OFF ganglion cell response defects in the Vsx1-null retina. (A) Histogram showing response thresholds of high- and low-sensitivity ganglion cells in the Vsx1-null retina, which provide an index of rod-and-cone photoreceptor thresholds, respectively. The thresholds in the Vsx1-nulls (asterisks) matched those reported previously in the wild-type mouse (20). (B) Representative extracellular recordings from ON and OFF ganglion cells in the Vsx1-/- and Vsx1+/+ mouse retinas to three stimulus intensities. Because cross referencing of different ganglion cell types was not performed in this study, a direct comparison of the responses between Vsx-/- and Vsx1+/+ ganglion cells cannot be made. The OFF ganglion cell response to higher light intensities showed reduced spike frequency in the Vsx1-null mutant compared to wild-type, whereas the responses of ON ganglion cells in the wild-type and Vsx1-/- retinas were similar. Bars at bottom of trace indicate onset and offset of the light stimulus. (Bars = 100 μV/500 ms.) (C) Scatter plot showing the average light-evoked spike count to full-field light stimulation over a 6-log unit range. There was no difference between the responses of ON cells in the Vsx1-/- and Vsx1+/+ mice; t test, P > 0.1 for all light intensities. (D) Scatter plot comparing the light-evoked spike count of OFF ganglion cells in Vsx1-/- and Vsx1+/+ mice.
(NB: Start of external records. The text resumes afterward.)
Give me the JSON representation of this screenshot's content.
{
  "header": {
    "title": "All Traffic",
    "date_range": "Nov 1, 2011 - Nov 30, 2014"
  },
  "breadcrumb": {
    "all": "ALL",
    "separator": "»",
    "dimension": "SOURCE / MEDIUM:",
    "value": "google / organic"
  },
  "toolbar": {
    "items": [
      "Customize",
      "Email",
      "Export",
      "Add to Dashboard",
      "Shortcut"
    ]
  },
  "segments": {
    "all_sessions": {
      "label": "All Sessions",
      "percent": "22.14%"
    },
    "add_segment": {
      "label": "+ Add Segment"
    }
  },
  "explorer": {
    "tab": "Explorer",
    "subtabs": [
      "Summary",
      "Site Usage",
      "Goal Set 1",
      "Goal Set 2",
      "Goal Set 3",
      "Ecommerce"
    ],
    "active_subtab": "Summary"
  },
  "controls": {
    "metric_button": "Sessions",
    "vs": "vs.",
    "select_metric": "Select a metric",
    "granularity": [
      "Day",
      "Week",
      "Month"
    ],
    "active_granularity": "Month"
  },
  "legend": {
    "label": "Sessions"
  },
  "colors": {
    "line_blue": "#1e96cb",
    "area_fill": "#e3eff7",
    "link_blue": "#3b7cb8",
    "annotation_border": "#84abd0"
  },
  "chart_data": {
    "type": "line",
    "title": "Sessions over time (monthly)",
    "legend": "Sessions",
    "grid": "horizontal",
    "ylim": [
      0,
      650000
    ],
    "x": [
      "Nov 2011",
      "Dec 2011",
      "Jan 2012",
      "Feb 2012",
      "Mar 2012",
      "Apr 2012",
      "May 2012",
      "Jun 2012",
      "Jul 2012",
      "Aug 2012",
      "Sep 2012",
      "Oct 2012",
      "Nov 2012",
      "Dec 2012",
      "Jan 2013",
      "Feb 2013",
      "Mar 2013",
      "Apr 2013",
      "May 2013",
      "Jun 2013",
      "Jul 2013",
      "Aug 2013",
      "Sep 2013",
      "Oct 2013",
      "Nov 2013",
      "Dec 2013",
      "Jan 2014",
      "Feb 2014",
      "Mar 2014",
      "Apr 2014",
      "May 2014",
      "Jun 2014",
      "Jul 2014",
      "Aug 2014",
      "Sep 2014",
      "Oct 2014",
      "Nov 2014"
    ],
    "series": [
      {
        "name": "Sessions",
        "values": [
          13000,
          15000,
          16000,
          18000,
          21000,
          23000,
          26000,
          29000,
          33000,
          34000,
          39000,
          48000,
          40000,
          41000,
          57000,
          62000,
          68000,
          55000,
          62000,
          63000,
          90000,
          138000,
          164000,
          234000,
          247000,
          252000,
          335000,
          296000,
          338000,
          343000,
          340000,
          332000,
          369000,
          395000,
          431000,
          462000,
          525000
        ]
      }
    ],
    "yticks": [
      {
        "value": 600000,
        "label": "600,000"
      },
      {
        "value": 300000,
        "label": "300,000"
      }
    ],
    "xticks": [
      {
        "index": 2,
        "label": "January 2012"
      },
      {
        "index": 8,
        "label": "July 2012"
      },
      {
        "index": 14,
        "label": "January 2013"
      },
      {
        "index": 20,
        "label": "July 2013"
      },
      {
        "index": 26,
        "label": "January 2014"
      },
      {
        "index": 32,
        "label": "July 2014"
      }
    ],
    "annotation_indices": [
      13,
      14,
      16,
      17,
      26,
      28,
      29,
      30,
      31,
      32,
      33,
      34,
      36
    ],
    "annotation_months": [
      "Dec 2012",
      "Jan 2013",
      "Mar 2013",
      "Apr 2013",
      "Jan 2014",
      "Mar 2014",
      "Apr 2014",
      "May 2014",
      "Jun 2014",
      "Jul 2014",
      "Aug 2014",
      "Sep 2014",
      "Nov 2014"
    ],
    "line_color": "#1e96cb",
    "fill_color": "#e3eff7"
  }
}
There was no difference between wild-type and Vsx1-null mice in the responses of the ganglion cells to low (scotopic) stimulus intensities, but the responses of ganglion cells in Vsx1-null mice were markedly reduced to stimulus intensities above the cone threshold; t test, P < 0.05 for intensities above 100 Rh*/rod per second (Rh*/rod, time-average rate of photoisomerizations per rod). Data points indicate averages and standard errors of 48 ON/37 OFF ganglion cell recordings from Vsx1-null retinas and 48 ON/24 OFF ganglion cell recordings from wild-type retinas.

Fig. 6.

A model of the role of Vsx1 function in retinal bipolar interneuron development. We have established an essential role for Vsx1 function in the late differentiation of OFF-CB cells. Analysis of reporter β-gal staining in the Vsx1τLacZ/Vsx1τLacZ retina indicated that the number, specification, and gross morphology of OFF-CB cells is unaffected by the absence of Vsx1 function. Early roles in pan-bipolar specification and differentiation have previously been established for the Vsx1 homologue Chx10 (14, 15) and the basic helix–loop–helix transcription factor genes Mash1 and Math3 (16). The dashed line and question mark indicate it is unclear whether bipolar cells are first specified as a homogeneous group, which is then further specified into the various bipolar types, or whether each bipolar type is specified independently and directly from a retinal progenitor. Asterisks indicate that multiple OFF- and ON-CB cell types are present: at least three OFF-CB types and one ON type have been identified in mouse (6, 24).